We see in this mystery how Jesus prayed for Peter, when he told him that, if Satan had sought them to sift them like wheat, nevertheless He had already prayed so that their faith would not fail. Jesus seems to have almost absolved Peter in advance, when he recommended him: "Once you have repented, strengthen your brothers". Jesus also forgives the future, not just the past. We can feel all of us included and almost enveloped in this great prayer of intercession, which did not only concern Peter and the other disciples, but concerns all those who believed through their faith.

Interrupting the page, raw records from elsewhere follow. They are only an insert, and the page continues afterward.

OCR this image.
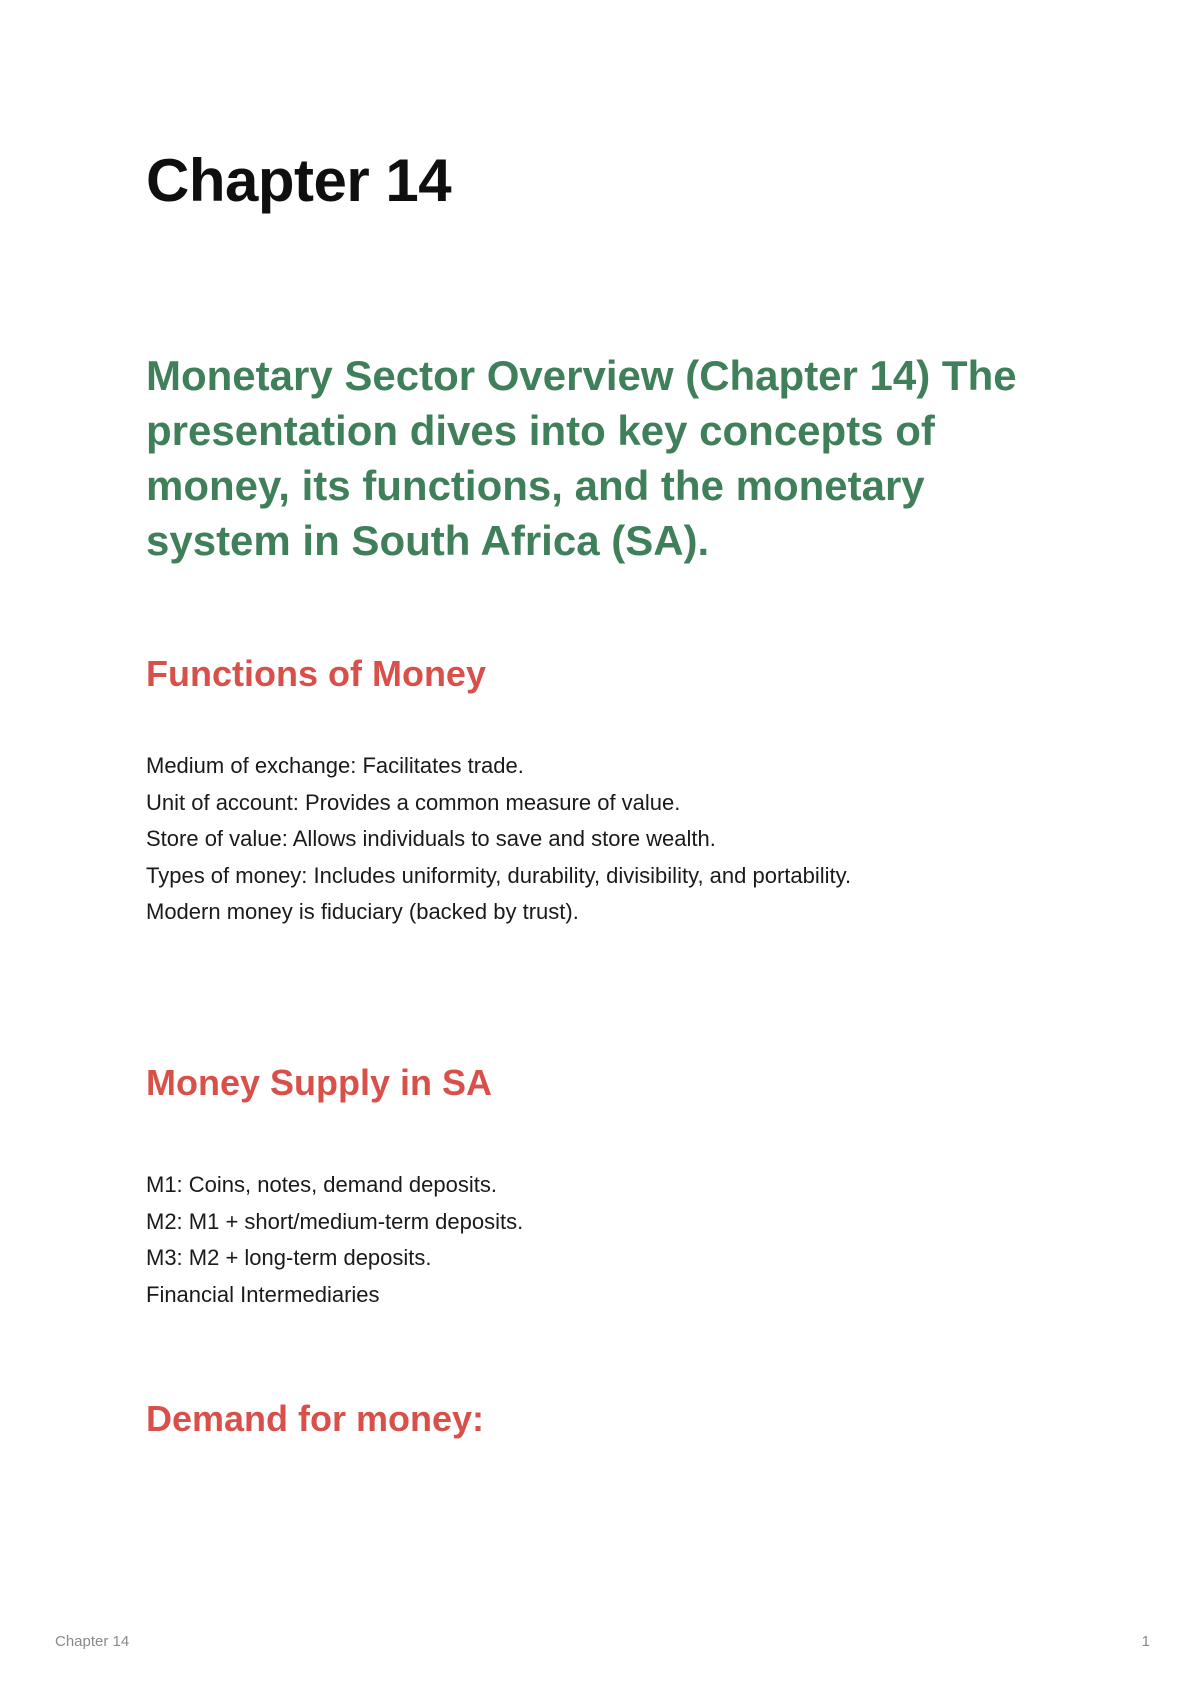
Chapter 14

Monetary Sector Overview (Chapter 14) The presentation dives into key concepts of money, its functions, and the monetary system in South Africa (SA).

Functions of Money
Medium of exchange: Facilitates trade.
Unit of account: Provides a common measure of value.
Store of value: Allows individuals to save and store wealth.
Types of money: Includes uniformity, durability, divisibility, and portability.
Modern money is fiduciary (backed by trust).
Money Supply in SA
M1: Coins, notes, demand deposits.
M2: M1 + short/medium-term deposits.
M3: M2 + long-term deposits.
Financial Intermediaries
Demand for money:
Chapter 14	1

After all, that prayer did not stop in Gethsemane; it continues, and will continue until the end of the ages, since Jesus Christ continues to pray for us, as a true and eternal priest, at the right hand of the Father. “We do not have a high priest who cannot sympathize with our infirmities,” states the author of the Letter to the Hebrews. And it is the same image: He who prostrated himself for us in the darkness of the Garden of Olives, is also the same one who, raised and resurrected at the right hand of the Father, in the light of his glory, continually intercedes on our behalf. “Let us therefore approach the throne of grace with full confidence, that we may receive mercy, and find grace, and be helped in time of need.” The psalmist also says of Jesus: “I waited for compassion, but in vain; consolers, but I haven't found any."
And the Lord in fact asked the disciples: “My soul is sad until death. Stay here and pray with me." But they fell asleep. Let us contemplate how we sleep - in a figurative sense, that is, we are not present - when He calls us to be vigilant, in prayer, in charity and in good works, and the darkness or fog of everyday life surrounds us from all sides. Yet Saint Paul reminds us that "whether we are awake or asleep, we therefore belong to the Lord", that is, we are always in His faithful and merciful hands, even when we do not see it, do not believe it, do not think it: in fact we were bought to dear price, precisely at the price of that blood that we contemplate flowing like sweat on the body of Jesus. We know that this is true, it is possible, and doctors in fact tell us that profound anguish, marked by mortal pain, causes a dilation of the capillaries, so that the body is covered with specks of blood, like pinheads: I myself knew a person who died in this condition.
Let us then contemplate from here a mystery of obedience such as has never happened: the Son became obedient until death, entering as if into a tunnel of which the end cannot be seen; entering into anguish as he sinks into an icy swamp, he was swallowed up by the snares of the underworld, and had no consolation. He drank this cup to the dregs, to the bottom; obeying is beautiful when the wine is still good, the glass overflows with joy, but when it reaches the dregs, that dirty and bitter dust that remains at the bottom of the bottle, then you have to force yourself not to spit it out. Jesus entrusted himself to the Father, without any light.
He entered into man's deepest desperation, so that no one could say that they had been deprived of his compassion. He had to suffer more than anyone if he wanted to save everyone. The words that He said to Saint Margaret Mary Alacoque, the great apostle of the Sacred Heart, come to mind: Here I suffered more than all the rest of my passion, seeing myself abandoned by heaven and earth. No one can understand the intensity of those pains. It is the same pain that the soul in sin feels when it presents itself before the holiness of God, and the divine majesty crushes it and sinks it into the abyss of his justice. Nothing different from what Paul says: “He, who knew no sin, was treated as sin in our favor”. And Isaiah: “He bore our iniquities, he bore our sorrows.”
Nothing is as sanctifying as meditating on this mystery: there you will find mercy and justice, faithfulness and obedience, the law and the prophets together. Watch and pray too, because Jesus' agony will last until the end of the world.